Suganuma et al. [20] described an open repair with a harvested iliotibial band graft fixed to popliteal tendon to restore the continuity of the popliteomeniscal fascicles and stability of the lateral meniscus [5]. This is, however, a technically demanding procedure and involves a non-anatomical reconstruction, although the reported outcomes were encouraging. However, because of the lack of comparative studies, it is not possible to draw a definitive conclusion on which is the ideal surgical technique. The present all-inside arthroscopic surgical technique provides enough stability to the lateral meniscus to restore normal knee function. Although the reported results in our investigation are encouraging, the present study has several notable limitations.
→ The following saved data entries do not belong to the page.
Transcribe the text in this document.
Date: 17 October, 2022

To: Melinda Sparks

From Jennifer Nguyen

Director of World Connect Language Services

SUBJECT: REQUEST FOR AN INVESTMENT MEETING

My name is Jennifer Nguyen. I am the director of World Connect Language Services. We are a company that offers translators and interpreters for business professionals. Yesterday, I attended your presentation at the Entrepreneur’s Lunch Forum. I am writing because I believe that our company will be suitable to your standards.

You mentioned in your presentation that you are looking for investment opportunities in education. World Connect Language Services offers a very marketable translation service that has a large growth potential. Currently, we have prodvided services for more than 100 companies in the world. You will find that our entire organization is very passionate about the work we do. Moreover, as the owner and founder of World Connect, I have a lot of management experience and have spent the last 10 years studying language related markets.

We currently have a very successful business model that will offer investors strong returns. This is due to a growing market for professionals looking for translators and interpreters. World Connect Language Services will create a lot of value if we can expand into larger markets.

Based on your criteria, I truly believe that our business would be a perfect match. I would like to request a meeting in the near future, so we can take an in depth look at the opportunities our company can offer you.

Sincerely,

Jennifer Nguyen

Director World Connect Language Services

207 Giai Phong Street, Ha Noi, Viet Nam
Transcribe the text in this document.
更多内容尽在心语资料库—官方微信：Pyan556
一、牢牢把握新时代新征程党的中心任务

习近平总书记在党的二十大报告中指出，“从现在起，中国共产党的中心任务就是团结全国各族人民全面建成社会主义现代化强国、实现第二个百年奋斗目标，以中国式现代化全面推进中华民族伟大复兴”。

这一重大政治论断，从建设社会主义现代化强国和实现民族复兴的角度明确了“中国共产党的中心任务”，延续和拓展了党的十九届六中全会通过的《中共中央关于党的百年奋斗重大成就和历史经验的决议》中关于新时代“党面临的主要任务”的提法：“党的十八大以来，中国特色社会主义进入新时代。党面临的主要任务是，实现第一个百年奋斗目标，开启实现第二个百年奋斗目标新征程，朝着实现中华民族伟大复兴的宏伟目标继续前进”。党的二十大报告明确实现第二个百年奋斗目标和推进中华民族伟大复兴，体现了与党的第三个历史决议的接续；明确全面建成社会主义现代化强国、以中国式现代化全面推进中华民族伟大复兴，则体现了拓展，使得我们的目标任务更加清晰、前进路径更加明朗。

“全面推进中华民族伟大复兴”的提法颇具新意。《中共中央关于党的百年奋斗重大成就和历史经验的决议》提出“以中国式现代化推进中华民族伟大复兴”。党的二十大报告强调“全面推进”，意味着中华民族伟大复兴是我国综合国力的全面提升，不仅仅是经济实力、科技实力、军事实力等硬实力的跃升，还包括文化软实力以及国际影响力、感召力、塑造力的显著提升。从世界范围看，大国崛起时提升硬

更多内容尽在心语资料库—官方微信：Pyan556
First of all, the cohort is small with only 17 patients included. PMF lesions are quite rare; however, to the best of our knowledge, the present study has the largest reported cohort. Second, our investigation is a case series with no comparative group to confirm the outcomes. Finally, although the 6-month MRI confirmed radiographic healing of the PMFs, the lack of a second look arthroscopy did not allow direct arthroscopic confirmation of healing and stability of lateral meniscus. Further studies with a larger number of patients and comparative cohorts are required to validate the present all-inside arthroscopic surgical technique.

Conclusions

The diagnosis and treatment of tears of the PMFs is still debated. Diagnostic confirmation of tearing of the PMFs is usually determined at the time of arthroscopy. Meniscal repair with an all-inside meniscal repair system appears to be an excellent treatment option, since it yields good functional results at mid-term follow-up, no local complications, and complete radiographic healing at 6-month follow-up MRI. Further studies are needed to confirm these promising early results.